The Texas Supreme Court has issued a temporary stay against Harris County Democrat County Clerk Chris Hollins’ plan to send mail-in ballot applications to all 2.37 million registered voters in the county.
The order was given in response to a legal action filed by the Harris County Republican Party, Dr. Stephen Hotze, and Sharon Hemphill earlier this week, asking the state’s highest civil court to block the massive mail-ballot plan.
“We are thankful that the Texas Supreme Court is preventing a rogue clerk from violating the Texas Election Code,” Jared Woodfill, the group’s attorney, told Texas Scorecard. “It is shocking that the clerk of the largest county in Texas did not appreciate that his actions were illegal, compromised the integrity of elections in Harris County, and created an atmosphere for voter fraud. Today, the Texas Supreme Court stopped Hollins from breaking the law.”

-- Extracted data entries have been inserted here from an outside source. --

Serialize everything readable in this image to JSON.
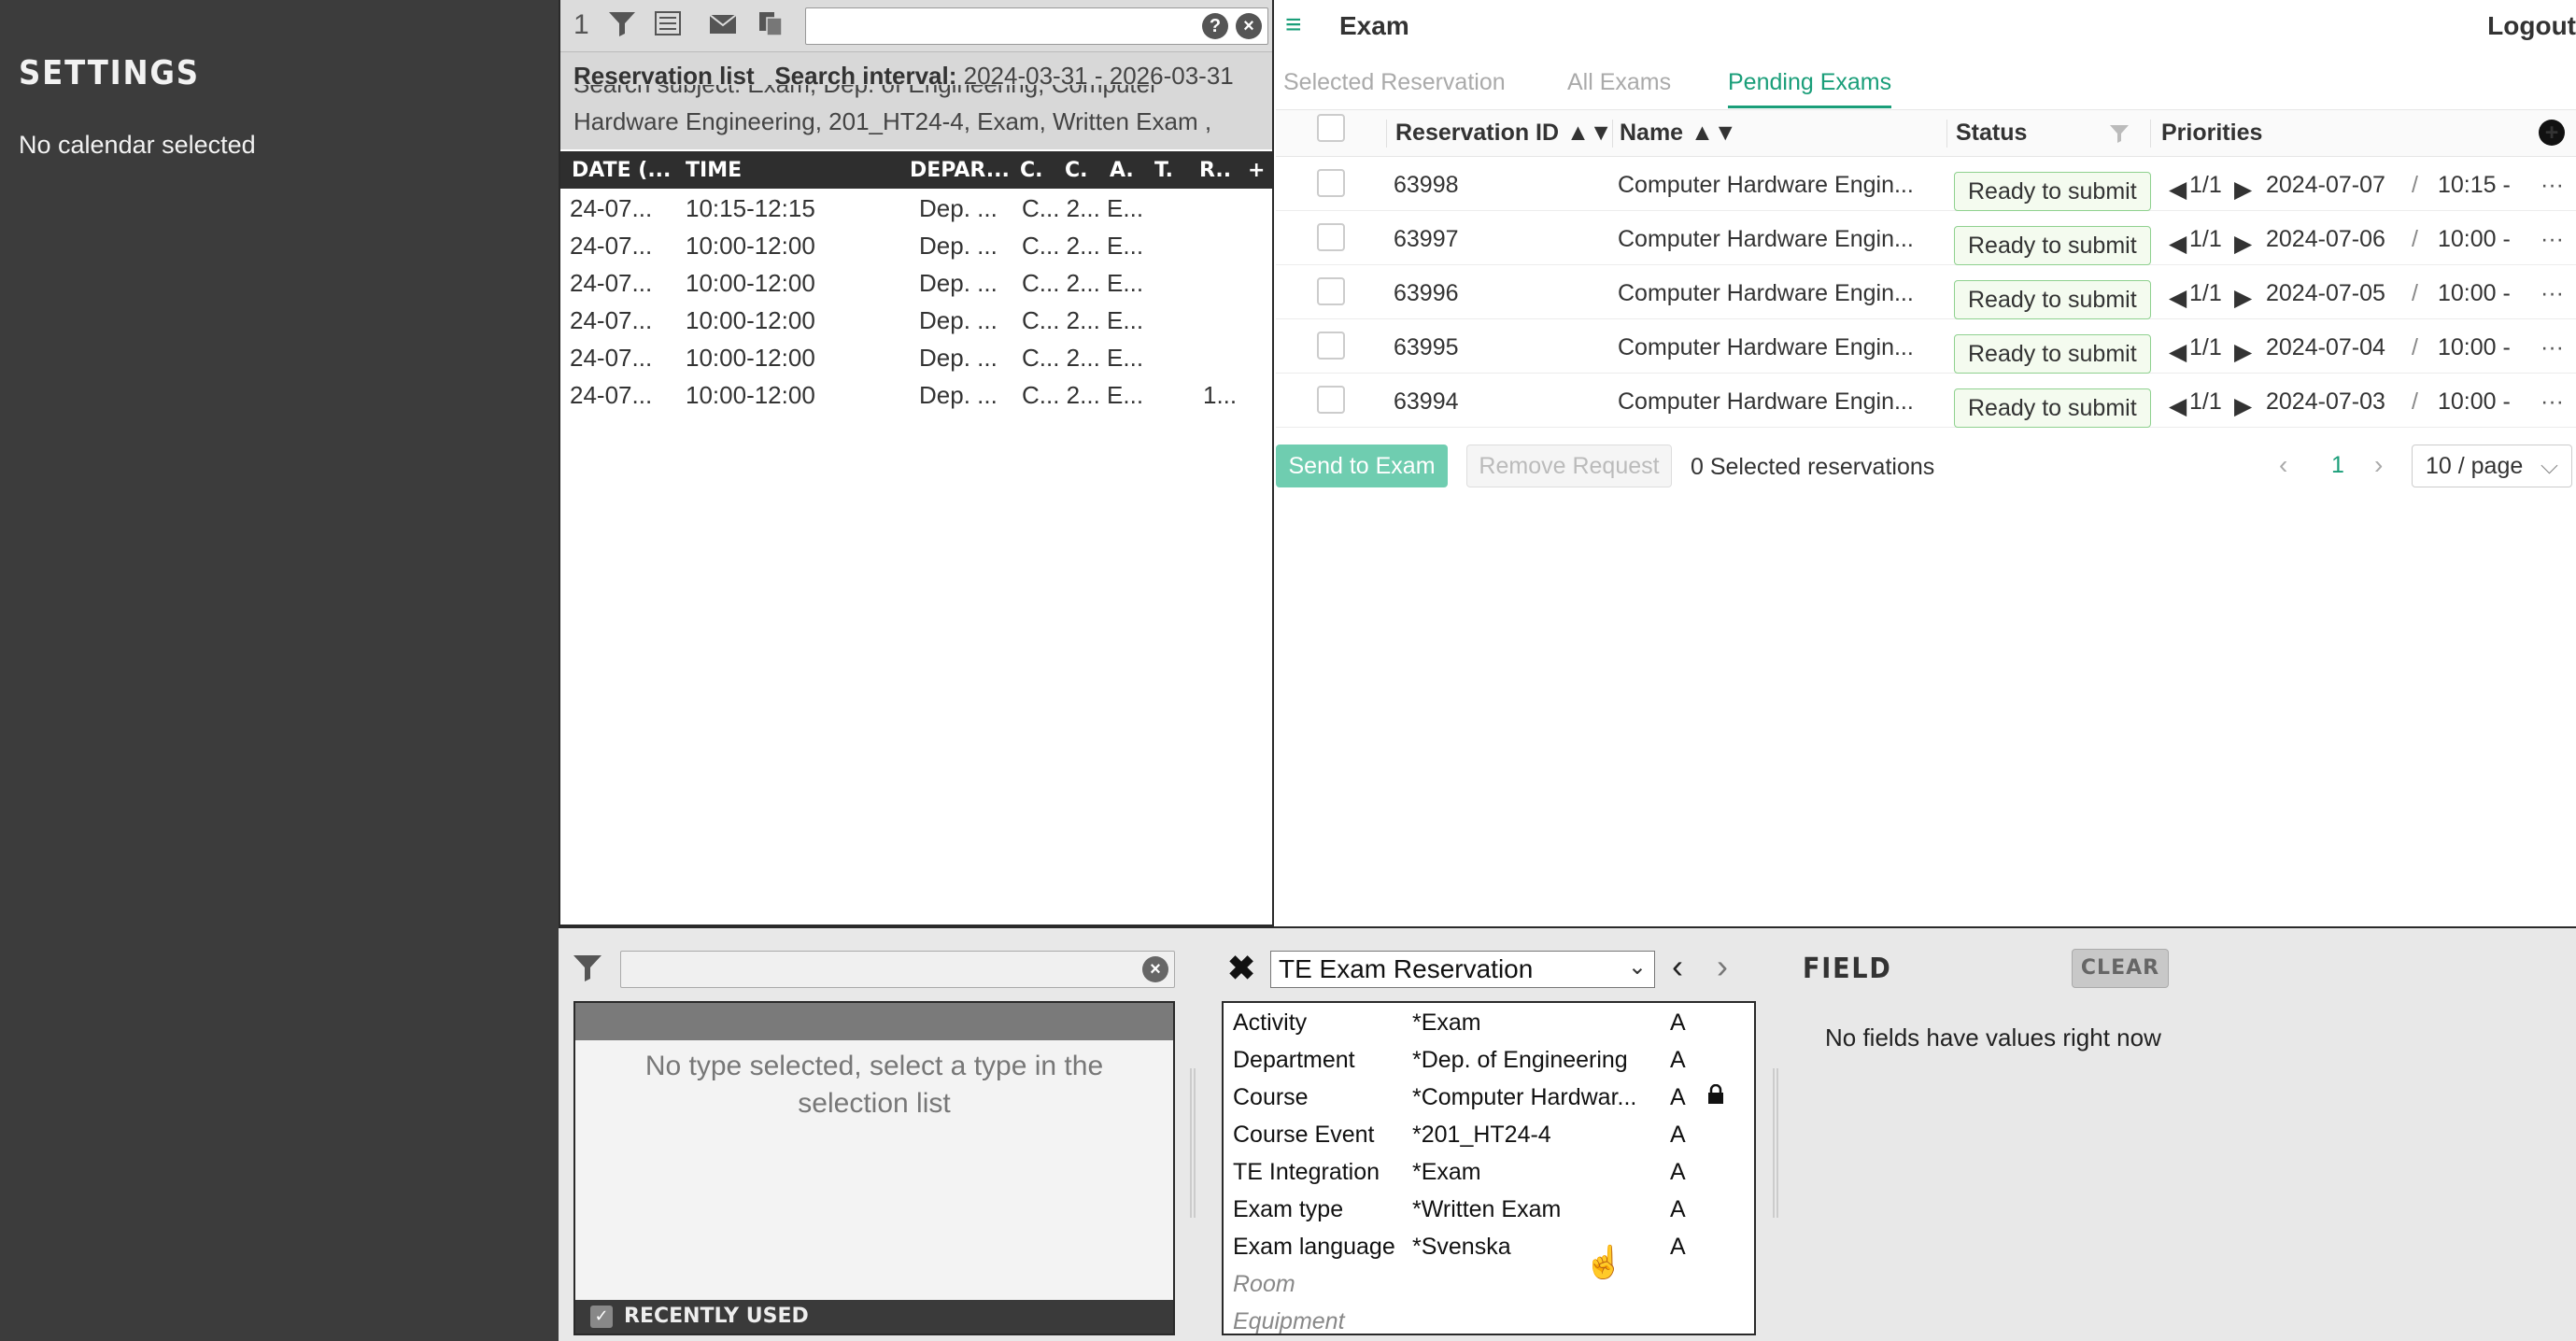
{
  "sidebar": {
    "title": "SETTINGS",
    "subtitle": "No calendar selected"
  },
  "reservation_list": {
    "toolbar": {
      "count": "1",
      "search_value": ""
    },
    "info": {
      "list_label": "Reservation list",
      "interval_label": "Search interval:",
      "interval_value": "2024-03-31 - 2026-03-31",
      "subject_line": "Search subject: Exam, Dep. of Engineering, Computer",
      "subject_line2": "Hardware Engineering, 201_HT24-4, Exam, Written Exam ,"
    },
    "columns": [
      "DATE (...",
      "TIME",
      "DEPAR...",
      "C.",
      "C.",
      "A.",
      "T.",
      "R..",
      "+"
    ],
    "rows": [
      {
        "date": "24-07...",
        "time": "10:15-12:15",
        "dep": "Dep. ...",
        "rest": "C... 2... E...",
        "r": ""
      },
      {
        "date": "24-07...",
        "time": "10:00-12:00",
        "dep": "Dep. ...",
        "rest": "C... 2... E...",
        "r": ""
      },
      {
        "date": "24-07...",
        "time": "10:00-12:00",
        "dep": "Dep. ...",
        "rest": "C... 2... E...",
        "r": ""
      },
      {
        "date": "24-07...",
        "time": "10:00-12:00",
        "dep": "Dep. ...",
        "rest": "C... 2... E...",
        "r": ""
      },
      {
        "date": "24-07...",
        "time": "10:00-12:00",
        "dep": "Dep. ...",
        "rest": "C... 2... E...",
        "r": ""
      },
      {
        "date": "24-07...",
        "time": "10:00-12:00",
        "dep": "Dep. ...",
        "rest": "C... 2... E...",
        "r": "1..."
      }
    ]
  },
  "exam": {
    "title": "Exam",
    "logout": "Logout",
    "tabs": [
      "Selected Reservation",
      "All Exams",
      "Pending Exams"
    ],
    "active_tab": "Pending Exams",
    "columns": {
      "reservation_id": "Reservation ID",
      "name": "Name",
      "status": "Status",
      "priorities": "Priorities"
    },
    "rows": [
      {
        "id": "63998",
        "name": "Computer Hardware Engin...",
        "status": "Ready to submit",
        "priority": "1/1",
        "date": "2024-07-07",
        "time": "10:15 -"
      },
      {
        "id": "63997",
        "name": "Computer Hardware Engin...",
        "status": "Ready to submit",
        "priority": "1/1",
        "date": "2024-07-06",
        "time": "10:00 -"
      },
      {
        "id": "63996",
        "name": "Computer Hardware Engin...",
        "status": "Ready to submit",
        "priority": "1/1",
        "date": "2024-07-05",
        "time": "10:00 -"
      },
      {
        "id": "63995",
        "name": "Computer Hardware Engin...",
        "status": "Ready to submit",
        "priority": "1/1",
        "date": "2024-07-04",
        "time": "10:00 -"
      },
      {
        "id": "63994",
        "name": "Computer Hardware Engin...",
        "status": "Ready to submit",
        "priority": "1/1",
        "date": "2024-07-03",
        "time": "10:00 -"
      }
    ],
    "actions": {
      "send": "Send to Exam",
      "remove": "Remove Request",
      "selected": "0 Selected reservations",
      "page": "1",
      "page_size": "10 / page"
    }
  },
  "bottom": {
    "type_search_value": "",
    "no_type_msg": "No type selected, select a type in the selection list",
    "recently_used": "RECENTLY USED",
    "reservation_type": "TE Exam Reservation",
    "fields": [
      {
        "label": "Activity",
        "value": "*Exam",
        "flag": "A",
        "locked": false
      },
      {
        "label": "Department",
        "value": "*Dep. of Engineering",
        "flag": "A",
        "locked": false
      },
      {
        "label": "Course",
        "value": "*Computer Hardwar...",
        "flag": "A",
        "locked": true
      },
      {
        "label": "Course Event",
        "value": "*201_HT24-4",
        "flag": "A",
        "locked": false
      },
      {
        "label": "TE Integration",
        "value": "*Exam",
        "flag": "A",
        "locked": false
      },
      {
        "label": "Exam type",
        "value": "*Written Exam",
        "flag": "A",
        "locked": false
      },
      {
        "label": "Exam language",
        "value": "*Svenska",
        "flag": "A",
        "locked": false
      },
      {
        "label": "Room",
        "value": "",
        "flag": "",
        "locked": false
      },
      {
        "label": "Equipment",
        "value": "",
        "flag": "",
        "locked": false
      }
    ],
    "field_title": "FIELD",
    "clear": "CLEAR",
    "no_fields": "No fields have values right now"
  },
  "colors": {
    "accent": "#1a9e79",
    "sidebar_bg": "#3c3c3c",
    "status_green": "#3aa53a"
  }
}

A separate lawsuit was also filed in a state court on Monday by Texas Attorney General Ken Paxton.
Texas election law currently allows for absentee ballot-by-mail for voters who are age 65 or older, disabled, out of the county during the voting period, or incarcerated but otherwise eligible to vote.
Opponents to Harris County’s plan argue that sending applications to all registered voters could cause voters to provide false information on the form, confuse voters about their ability to vote by mail, and impede the ability of those who are able to vote by mail by clogging up the infrastructure with applications from those who do not qualify.
The Texas Supreme Court’s order requires the county to stop the mass mailing of applications while the court considers whether to provide emergency relief, halting the program entirely.